BramVanroy · October 1, 2020, 10:18am

The supplied BPE tokenizer in the PyTorch version adds the separator at the end of non-last subword units. However, depending on the language, linguistically speaking you may be more inclined to add the separator to the front of non-first subword units or even use both prefixes and suffixes. I see that the lua tokenizer allows more freedom of the prefix/suffix distinction but that’s about it.

My question is not necessarily whether these options will also be ported to the apply_bpe.py scripts (although that would be interesting), but rather whether any research has been done on the position of the separator. Is performance related to the position? Is it language-dependent? Etc.

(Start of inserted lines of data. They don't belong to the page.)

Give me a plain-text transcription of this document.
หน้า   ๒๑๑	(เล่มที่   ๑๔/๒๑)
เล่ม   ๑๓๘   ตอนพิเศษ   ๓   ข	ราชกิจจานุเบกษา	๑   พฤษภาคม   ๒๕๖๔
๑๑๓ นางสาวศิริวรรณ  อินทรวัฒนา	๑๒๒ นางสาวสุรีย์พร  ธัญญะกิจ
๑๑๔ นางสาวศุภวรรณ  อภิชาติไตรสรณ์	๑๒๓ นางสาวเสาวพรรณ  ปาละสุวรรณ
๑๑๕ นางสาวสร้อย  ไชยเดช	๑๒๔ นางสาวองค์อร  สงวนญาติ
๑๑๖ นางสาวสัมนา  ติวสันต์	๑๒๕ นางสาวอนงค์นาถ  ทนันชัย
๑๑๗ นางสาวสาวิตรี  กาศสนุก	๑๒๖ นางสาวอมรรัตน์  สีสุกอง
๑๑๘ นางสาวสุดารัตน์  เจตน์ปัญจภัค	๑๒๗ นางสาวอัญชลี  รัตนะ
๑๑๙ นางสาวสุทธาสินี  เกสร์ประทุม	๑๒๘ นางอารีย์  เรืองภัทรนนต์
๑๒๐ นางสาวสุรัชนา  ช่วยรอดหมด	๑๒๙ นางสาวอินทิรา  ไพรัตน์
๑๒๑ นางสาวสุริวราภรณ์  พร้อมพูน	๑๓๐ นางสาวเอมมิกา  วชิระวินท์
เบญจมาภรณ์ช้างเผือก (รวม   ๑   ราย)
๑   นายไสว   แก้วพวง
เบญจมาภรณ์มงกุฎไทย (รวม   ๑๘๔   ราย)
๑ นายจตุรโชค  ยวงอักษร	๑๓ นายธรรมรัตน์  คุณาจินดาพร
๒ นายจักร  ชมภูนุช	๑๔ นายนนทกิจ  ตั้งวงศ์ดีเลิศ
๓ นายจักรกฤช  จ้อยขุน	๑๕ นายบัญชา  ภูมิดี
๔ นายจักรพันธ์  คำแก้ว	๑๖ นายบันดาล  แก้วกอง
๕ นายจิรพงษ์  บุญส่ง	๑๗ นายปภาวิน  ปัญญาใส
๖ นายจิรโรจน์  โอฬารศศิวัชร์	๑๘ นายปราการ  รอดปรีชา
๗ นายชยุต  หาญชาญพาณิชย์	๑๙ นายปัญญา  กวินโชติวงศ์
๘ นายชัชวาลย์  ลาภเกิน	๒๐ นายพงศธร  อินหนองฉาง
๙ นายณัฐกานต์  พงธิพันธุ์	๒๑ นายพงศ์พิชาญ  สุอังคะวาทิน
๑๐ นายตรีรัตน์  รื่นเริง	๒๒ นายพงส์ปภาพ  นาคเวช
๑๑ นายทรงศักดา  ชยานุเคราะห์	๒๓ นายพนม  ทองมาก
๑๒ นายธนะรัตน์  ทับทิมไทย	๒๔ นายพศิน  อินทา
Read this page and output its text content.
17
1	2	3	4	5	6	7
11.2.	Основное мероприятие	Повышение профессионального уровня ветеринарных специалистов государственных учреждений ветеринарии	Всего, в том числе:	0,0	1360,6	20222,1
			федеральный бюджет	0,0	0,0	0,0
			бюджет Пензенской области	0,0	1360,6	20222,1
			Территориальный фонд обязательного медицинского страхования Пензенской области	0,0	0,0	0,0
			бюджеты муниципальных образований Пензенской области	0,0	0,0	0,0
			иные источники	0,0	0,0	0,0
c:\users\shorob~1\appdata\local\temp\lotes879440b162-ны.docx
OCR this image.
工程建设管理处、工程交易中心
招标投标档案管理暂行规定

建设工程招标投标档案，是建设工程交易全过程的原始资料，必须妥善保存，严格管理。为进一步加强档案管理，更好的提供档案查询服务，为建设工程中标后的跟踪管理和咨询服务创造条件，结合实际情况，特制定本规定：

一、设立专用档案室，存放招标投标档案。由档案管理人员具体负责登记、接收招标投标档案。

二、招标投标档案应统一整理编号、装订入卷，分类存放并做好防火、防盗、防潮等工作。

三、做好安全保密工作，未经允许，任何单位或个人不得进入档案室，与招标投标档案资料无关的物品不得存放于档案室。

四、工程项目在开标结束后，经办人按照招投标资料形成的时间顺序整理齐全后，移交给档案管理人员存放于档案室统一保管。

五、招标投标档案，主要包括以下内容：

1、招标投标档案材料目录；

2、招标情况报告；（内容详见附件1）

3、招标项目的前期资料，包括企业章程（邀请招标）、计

oraveczcsaba · October 1, 2020, 11:04am

We made some brief tests long time ago with prepended separators for a few languages (De, Hu) and got slightly worse BLEU scores. But I would not consider it conslusive. We have not gone into the issue any further.

BramVanroy · October 1, 2020, 9:05pm

Thanks for the reply! Is there any theoretical reason why to choose one over the other?

oraveczcsaba · October 2, 2020, 7:08am

Well, I don’t really know. Initially we had the vague idea that if you prepend the separator then in morphologically rich languages like Hungarian you might avoid a lot of stems being added to the vocabulary in two forms (‘stem’ and ‘stem@@’) because the separator would be attached to the suffixes (so you only have ‘stem’ + ‘@@suf’ instead of (‘stem@@’ + ‘suf’ and also ‘stem’) in the vocabulary). And since you don’t normally have ‘suf’ as a separate word in the language, with prepended separators you might end up with a more compact vocabulary. But in the end it didn’t seem to help.

BramVanroy · October 2, 2020, 7:21am

That’s a fair assumption, although “suffixes” can surely be present in the vocabulary if you have a compounding language (I am not familiar with Hungarian so I’m not sure whether it has agglutinative compounds).

oraveczcsaba · October 2, 2020, 10:32am

Sure, compounds happily complicate the issue further. So there might not be a theoretical justification for either of the approaches and you can’t avoid some experiments in concrete cases to find a specific optimal setup.

guillaumekln · October 2, 2020, 4:50pm

The OpenNMT Tokenizer also has an option to detach the separator from the tokens:

https://github.com/OpenNMT/Tokenizer/blob/master/docs/options.md#joiner_new-boolean-default-false

This solves the vocabulary issue but increases the length of the sequences.